The Bank of Cyprus published the names of 49 nominees including seven Russian nationals earlier this week.
The Russian nominees "are among the customers most affected by the financial crisis that devastated the Cypriot banking system earlier this year," the Moscow Times said referring to a €10 billion bailout deal in March which forced Cyprus to shut down its second largest bank and force major losses on the big depositors of its biggest lender.
The BoC is due to hold an annual general meeting (AGM) this Tuesday.
The Moscow Times said Vladimir Strzhalkovskiy, nominated by Bolestone Trading Ltd was "the most familiar name among Russian nominees". A former Norilsk Nickel CEO and former KGB colleague of Russian President Vladimir Putin, Strzhalkovskiy "may still have about $10 million [about €7.6 million euro] in the bank," the Moscow Times said.
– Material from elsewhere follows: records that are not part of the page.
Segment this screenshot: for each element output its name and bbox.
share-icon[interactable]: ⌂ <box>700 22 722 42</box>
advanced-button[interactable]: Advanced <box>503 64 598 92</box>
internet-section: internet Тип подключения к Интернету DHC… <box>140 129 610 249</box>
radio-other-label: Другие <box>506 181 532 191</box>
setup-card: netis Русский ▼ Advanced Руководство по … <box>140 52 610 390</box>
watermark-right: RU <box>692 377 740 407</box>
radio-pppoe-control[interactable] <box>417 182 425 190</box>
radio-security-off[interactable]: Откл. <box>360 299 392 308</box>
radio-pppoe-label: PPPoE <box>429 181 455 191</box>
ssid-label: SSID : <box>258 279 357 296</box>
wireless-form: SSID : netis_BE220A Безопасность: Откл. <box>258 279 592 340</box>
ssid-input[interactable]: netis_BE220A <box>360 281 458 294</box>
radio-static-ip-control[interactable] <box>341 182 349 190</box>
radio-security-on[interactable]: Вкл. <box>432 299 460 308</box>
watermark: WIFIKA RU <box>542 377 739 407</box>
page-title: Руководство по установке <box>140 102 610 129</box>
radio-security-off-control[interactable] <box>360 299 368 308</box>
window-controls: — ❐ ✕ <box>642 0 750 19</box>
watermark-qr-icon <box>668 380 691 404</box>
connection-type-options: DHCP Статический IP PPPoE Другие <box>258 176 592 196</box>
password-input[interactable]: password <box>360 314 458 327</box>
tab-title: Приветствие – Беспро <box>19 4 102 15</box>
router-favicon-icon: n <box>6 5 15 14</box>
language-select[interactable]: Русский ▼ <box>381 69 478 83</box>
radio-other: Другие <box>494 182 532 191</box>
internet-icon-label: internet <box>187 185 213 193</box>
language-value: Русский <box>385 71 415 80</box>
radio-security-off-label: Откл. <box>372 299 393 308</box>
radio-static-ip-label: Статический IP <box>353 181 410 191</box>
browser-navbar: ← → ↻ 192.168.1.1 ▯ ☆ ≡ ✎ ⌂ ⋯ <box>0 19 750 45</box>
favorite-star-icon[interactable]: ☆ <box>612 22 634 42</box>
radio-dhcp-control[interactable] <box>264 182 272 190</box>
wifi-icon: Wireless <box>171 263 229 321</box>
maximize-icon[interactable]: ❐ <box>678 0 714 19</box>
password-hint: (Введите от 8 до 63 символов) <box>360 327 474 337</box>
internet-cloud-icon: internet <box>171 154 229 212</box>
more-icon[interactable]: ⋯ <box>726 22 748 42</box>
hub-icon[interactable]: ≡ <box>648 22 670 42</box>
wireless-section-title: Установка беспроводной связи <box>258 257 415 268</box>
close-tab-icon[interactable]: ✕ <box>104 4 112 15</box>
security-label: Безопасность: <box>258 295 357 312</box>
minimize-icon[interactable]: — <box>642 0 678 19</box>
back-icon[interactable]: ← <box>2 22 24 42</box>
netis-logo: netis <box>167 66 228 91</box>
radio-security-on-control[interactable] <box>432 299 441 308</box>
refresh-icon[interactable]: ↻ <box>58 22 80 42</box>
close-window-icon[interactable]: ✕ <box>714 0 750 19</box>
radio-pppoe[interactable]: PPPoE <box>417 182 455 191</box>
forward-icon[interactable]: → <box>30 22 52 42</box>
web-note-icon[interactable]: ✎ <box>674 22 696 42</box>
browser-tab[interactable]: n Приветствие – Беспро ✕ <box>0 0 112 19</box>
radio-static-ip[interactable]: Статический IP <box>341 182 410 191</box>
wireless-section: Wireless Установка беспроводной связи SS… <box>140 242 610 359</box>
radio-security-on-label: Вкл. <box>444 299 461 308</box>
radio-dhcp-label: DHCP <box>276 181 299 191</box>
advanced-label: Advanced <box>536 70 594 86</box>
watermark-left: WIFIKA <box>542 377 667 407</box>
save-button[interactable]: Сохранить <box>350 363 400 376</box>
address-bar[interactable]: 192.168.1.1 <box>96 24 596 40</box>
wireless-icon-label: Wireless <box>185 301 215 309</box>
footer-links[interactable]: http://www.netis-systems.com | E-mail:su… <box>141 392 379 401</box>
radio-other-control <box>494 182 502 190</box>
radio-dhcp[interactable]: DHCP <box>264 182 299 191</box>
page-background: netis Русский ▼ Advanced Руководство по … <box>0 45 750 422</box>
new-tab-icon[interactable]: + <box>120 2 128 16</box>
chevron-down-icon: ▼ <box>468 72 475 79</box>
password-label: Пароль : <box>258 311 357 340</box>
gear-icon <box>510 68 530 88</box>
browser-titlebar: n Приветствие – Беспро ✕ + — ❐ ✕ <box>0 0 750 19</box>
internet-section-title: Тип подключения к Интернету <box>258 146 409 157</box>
Anjelica Anshakova and Dmitry Chichikashvili have been nominated by Scordis, Papapetrou & Co. Erishkan Kurazov and Anton Smetanin have been nominated by Christodoulos Vassiliades & Co. Both nominators offer an array of corporate and commercial legal services and have offices in Moscow.
The two other Russian nominees are the Deutsche Bank’s vice chairman for Eastern Europe Igor Lojevsky nominated by George Tsielepis, and Vladimir Sidorov, who has been nominated by MCRS Ltd and who works as a deputy director of department for Vnesheconombank, a Russian state company.
Under a decision in March to bail in Cyprus' two largest lenders, BoC and Laiki bank, losses were imposed on large savers in both banks. Laiki is being resolved, with all of its liabilities and some of its assets folded into BoC. The BoC has been recapitalised by seizing large savers' cash via a deposit-for-equity swap. The BoC's creditors now form the new shareholder base, at the expense of the old shareholders whose stake has been reduced to less than 1.0 per cent the BoC's share capital.
Laiki has been allocated about 18 per cent share capital with those shares to be sold some time in the future, with the money going to the former Laiki's uninsured depositors. The former Laiki has become BoC's biggest shareholder, and is the only shareholder with more than 5.0 per cent share capital in the BoC. But Russian and Ukrainian depositors represented by various Cypriot law firms collectively hold about 12 per cent.
Trying to counter the 18 per cent held by the so-called legacy Laiki creditors and the 12 per cent by Russians and Ukrainian, Archbishop Chrysostomos has also moved in to convince thousands of small BoC shareholders to give the Archbishopric a proxy to represent them in the AGM.